Theosophical Publishing Society, 1985. Paperback. 249 pages. Fragments of the 18th century life of the great occultist and enigmatic personality. Moderate shelf-wear. Very Good.
The biography of the internationally famous 18th century European mystic, reprinted by popular demand.
The Count of St. Germain remains today one of the paramount enigmas of the 18th century. He was known by some as a great occultist. But he was more than that, for his counsel was both sought after and respected by the kings and princes of Europe. Clear records of his activities can be found today in the archives of France, Germany, Austria, Holland and Denmark.

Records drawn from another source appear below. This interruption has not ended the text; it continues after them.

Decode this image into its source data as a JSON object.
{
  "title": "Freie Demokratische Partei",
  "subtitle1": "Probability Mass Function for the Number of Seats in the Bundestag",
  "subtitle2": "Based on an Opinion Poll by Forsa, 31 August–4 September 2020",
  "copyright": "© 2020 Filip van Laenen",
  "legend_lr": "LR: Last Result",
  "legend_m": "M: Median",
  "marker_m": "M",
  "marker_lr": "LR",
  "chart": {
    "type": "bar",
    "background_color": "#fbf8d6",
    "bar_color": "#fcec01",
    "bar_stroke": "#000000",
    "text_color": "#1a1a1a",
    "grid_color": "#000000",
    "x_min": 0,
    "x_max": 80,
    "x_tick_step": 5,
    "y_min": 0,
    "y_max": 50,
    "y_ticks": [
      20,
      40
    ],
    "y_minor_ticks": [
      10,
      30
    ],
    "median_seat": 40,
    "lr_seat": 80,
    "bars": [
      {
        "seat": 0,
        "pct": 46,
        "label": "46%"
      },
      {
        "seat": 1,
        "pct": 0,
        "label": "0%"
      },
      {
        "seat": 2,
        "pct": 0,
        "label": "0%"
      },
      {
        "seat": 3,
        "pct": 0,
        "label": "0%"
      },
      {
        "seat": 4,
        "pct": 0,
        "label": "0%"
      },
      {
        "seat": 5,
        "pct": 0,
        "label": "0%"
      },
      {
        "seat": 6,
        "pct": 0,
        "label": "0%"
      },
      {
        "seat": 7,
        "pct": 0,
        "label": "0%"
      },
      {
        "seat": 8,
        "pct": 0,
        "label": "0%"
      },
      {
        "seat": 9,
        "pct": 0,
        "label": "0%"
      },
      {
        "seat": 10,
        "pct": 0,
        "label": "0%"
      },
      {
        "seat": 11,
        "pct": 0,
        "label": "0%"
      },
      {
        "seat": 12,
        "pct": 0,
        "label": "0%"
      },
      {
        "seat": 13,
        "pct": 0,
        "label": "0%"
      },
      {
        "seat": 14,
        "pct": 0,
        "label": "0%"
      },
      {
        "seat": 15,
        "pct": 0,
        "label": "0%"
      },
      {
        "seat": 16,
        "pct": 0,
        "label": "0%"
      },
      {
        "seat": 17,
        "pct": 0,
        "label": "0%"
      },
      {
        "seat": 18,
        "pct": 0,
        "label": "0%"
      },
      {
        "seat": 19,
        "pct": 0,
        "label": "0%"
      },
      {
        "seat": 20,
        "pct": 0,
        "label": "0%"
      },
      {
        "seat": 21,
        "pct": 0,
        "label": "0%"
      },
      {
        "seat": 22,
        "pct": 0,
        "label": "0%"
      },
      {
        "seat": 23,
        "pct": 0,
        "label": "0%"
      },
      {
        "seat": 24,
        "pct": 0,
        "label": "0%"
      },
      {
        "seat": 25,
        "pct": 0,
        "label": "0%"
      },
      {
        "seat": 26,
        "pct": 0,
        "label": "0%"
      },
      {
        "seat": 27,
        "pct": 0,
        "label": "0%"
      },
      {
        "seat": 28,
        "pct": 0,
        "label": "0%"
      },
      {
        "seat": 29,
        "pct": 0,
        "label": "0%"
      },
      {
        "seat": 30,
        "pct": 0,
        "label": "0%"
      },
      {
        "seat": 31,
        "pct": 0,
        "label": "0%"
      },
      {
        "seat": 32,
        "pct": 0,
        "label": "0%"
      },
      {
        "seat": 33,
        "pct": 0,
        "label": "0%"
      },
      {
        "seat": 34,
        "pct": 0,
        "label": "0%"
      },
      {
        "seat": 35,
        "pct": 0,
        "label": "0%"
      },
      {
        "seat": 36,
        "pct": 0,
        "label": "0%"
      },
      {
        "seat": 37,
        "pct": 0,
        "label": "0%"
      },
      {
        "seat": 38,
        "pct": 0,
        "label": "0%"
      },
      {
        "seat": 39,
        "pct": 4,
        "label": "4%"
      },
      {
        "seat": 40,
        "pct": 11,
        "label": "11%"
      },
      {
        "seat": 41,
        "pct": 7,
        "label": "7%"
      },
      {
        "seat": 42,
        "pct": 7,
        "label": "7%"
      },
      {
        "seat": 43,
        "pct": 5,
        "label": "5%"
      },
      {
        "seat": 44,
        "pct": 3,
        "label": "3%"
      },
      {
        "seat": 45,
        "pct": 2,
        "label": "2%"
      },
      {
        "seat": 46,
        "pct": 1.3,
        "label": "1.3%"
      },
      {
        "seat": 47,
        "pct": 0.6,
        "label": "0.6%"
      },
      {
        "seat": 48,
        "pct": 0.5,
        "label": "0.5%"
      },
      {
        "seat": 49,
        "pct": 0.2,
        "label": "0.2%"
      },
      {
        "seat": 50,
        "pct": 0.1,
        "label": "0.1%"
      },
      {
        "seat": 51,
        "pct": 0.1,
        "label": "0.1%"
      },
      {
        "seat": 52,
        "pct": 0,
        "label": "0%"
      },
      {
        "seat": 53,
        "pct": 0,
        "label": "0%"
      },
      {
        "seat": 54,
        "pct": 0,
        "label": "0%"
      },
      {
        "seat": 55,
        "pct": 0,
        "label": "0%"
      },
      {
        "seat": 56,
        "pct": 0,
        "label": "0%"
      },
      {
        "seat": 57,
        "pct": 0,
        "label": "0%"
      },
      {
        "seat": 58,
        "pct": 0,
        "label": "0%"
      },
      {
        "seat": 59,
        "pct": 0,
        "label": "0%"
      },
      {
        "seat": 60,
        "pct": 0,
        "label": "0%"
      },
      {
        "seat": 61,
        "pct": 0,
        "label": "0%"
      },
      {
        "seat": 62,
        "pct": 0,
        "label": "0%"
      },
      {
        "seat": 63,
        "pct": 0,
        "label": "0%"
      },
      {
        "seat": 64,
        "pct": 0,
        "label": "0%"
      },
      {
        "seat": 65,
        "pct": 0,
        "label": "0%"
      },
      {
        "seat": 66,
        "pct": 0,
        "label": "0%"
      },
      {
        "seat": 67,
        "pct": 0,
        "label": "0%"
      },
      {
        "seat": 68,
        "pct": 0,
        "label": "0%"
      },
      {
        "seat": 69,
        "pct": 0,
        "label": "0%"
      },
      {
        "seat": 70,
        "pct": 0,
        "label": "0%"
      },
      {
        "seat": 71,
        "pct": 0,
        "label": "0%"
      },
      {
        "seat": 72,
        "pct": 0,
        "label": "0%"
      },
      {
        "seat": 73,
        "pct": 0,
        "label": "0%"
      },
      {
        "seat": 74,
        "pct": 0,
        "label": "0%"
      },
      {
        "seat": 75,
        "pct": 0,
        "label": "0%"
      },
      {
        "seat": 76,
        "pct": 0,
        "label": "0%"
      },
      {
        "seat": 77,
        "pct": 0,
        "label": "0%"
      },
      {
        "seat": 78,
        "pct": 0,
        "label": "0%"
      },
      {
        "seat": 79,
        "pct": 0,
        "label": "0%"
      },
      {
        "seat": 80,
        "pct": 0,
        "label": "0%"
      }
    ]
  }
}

The Count was the leading spirit of Rosicrucianism. It is said that he learned the secret of alchemy at a very early age. This was the man who flitted through the courts of Europe and then – simply disappeared. Emperor Frederick the Great called him “the man who never dies”. Some insist that this strange man is still alive and a Master among people. Whatever the truth, this Count, who was passionately revered by many and passionately ridiculed by some, was a most intriguing, uncommon, powerful, (immortal?), and grand figure of history.
Isabel Cooper-Oakley is the author of Masonry and Medieval Mysticism. A friend of H.P. Blavatsky, she played an important role in the theosophical movement during its formative years. She was appointed by Annie Besant as the International President of the Committee for Research into Mystic Traditions.